C. Introduce the passage as the memories of a boy who went to an English preparatory school. Distribute it, and ask the students to follow as you read it, then to look through it themselves and write down a word which summarises the writer's attitude to his own schooldays.

D. The best answer, as the students should have no difficulty in recog- nising, is disgust. Write it on the board and establish that all the students know what it means. Go on from here to the comprehension exercise.

Whoever writes of his schooldays must beware of exaggeration and self-pity. I do not claim that I was a martyr or that St. Cyprian's was a sort of Dotheboys Hall. But I should be falsifying my own memories if I did not record that they are largely memories of disgust.. The overcrowded, underfed, underwashed life that we led was disgusting, as I recall it. If I shut my eyes and say 'school', it is of course the physical surroundings that first come back to me: the flat playing field with its cricket pavilion and the little shed by the rifle- range, the draughty dormitories, the dusty, splintery passages, the square of asphalt in front of the gymnasium, the raw-looking pinewood chapel at the back. And at almost every point some filthy detail intrudes itself. For example, there were the pewter bowls out of which we had our porridge. They had over-hanging rims, and under the rims there were accumulations of sour porridge, which could be flaked off in long strips. The porridge itself, too, contained more lumps, hairs, and unexplained black things than one would have thought possible, unless someone were putting them there on purpose. It was never safe to start on that porridge without investigating it first. And then there was the slimy water of the plunge bath - it was twelve or fifteen feet long, the whole school was supposed to go into it every morning, and I doubt whether the water was changed at all frequently - and the always-damp towels with their cheesy smell. And the sweaty smell of the changing room with its greasy basins, and giving on this, the row of filthy dilapidated lavatories, which had no fastenings of any kind on the doors, so that whenever you were sitting There someone was sure to come crashing in. It is not easy for me to think of my schooldays without seeming to breathe in a whiff of something cold and evil-smelling - a sort of compound of sweaty stockings, dirty towels, faecal smells blowing along corridors, forks with old food between the prongs, neck-of-mutton stew, and the banging doors of the lavatories and the echoing chamber pots in the dormitories

Comprehension

1. What is the first thing he remembers about his school?

2. What disgusted him about his life there?

3. What was wrong with the porridge bowls?
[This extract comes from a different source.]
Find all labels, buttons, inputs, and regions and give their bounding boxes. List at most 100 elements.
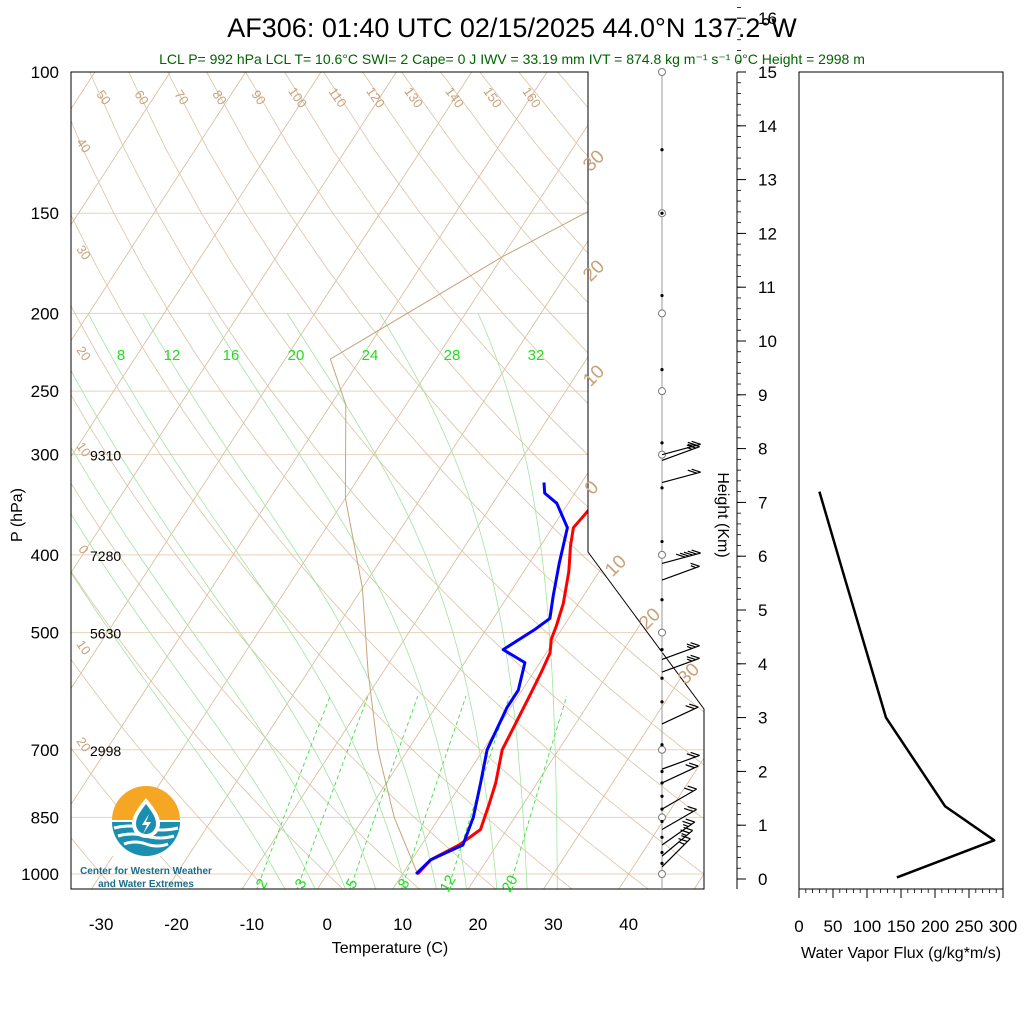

4. Why did he have to examine the porridge before eating it?

5. What was wrong with the plunge bath?

6. How often were the towels laundered?

7. What does he remember about the changing room?

8. Why didn't he like using the lavatories?

9. What sounds and smells does he particularly remember?

The rest of the time available should be spent by allowing the students to react imaginatively to the passage they have read. Put the following questions on the board, and ask the students to discuss them, dividing them into groups of two or three.

1. What kind of child do you think this boy is?

2. How do you think he appeared to his friends?

Help students who appear to be having difficulty, especially by asking them to try and focus on details, as the writer himself does. For example, how did he eat? Did he pick at his food or eat it greedily? Was he an untidy boy? Did he work hard? Did he enjoy hearing or telling dirty jokes? Get the students to build up a picture in their minds and then to write a passage entitled "How I remember George Orwell". (The passage is taken from Orwell's reminiscences of his schooldays in Such, such were the joys.. but the students should not be told until this point is reached).

Follow-up

If you wish to set homework, ask the students to write a paragraph on Their own school days, either following Orwell's model, or using the third person and focusing on external details that other boys might have noticed. When going over this work, stress the difference between what can be revealed in first-person narrative, and discuss with the students the contents in which one or the other might be more effective.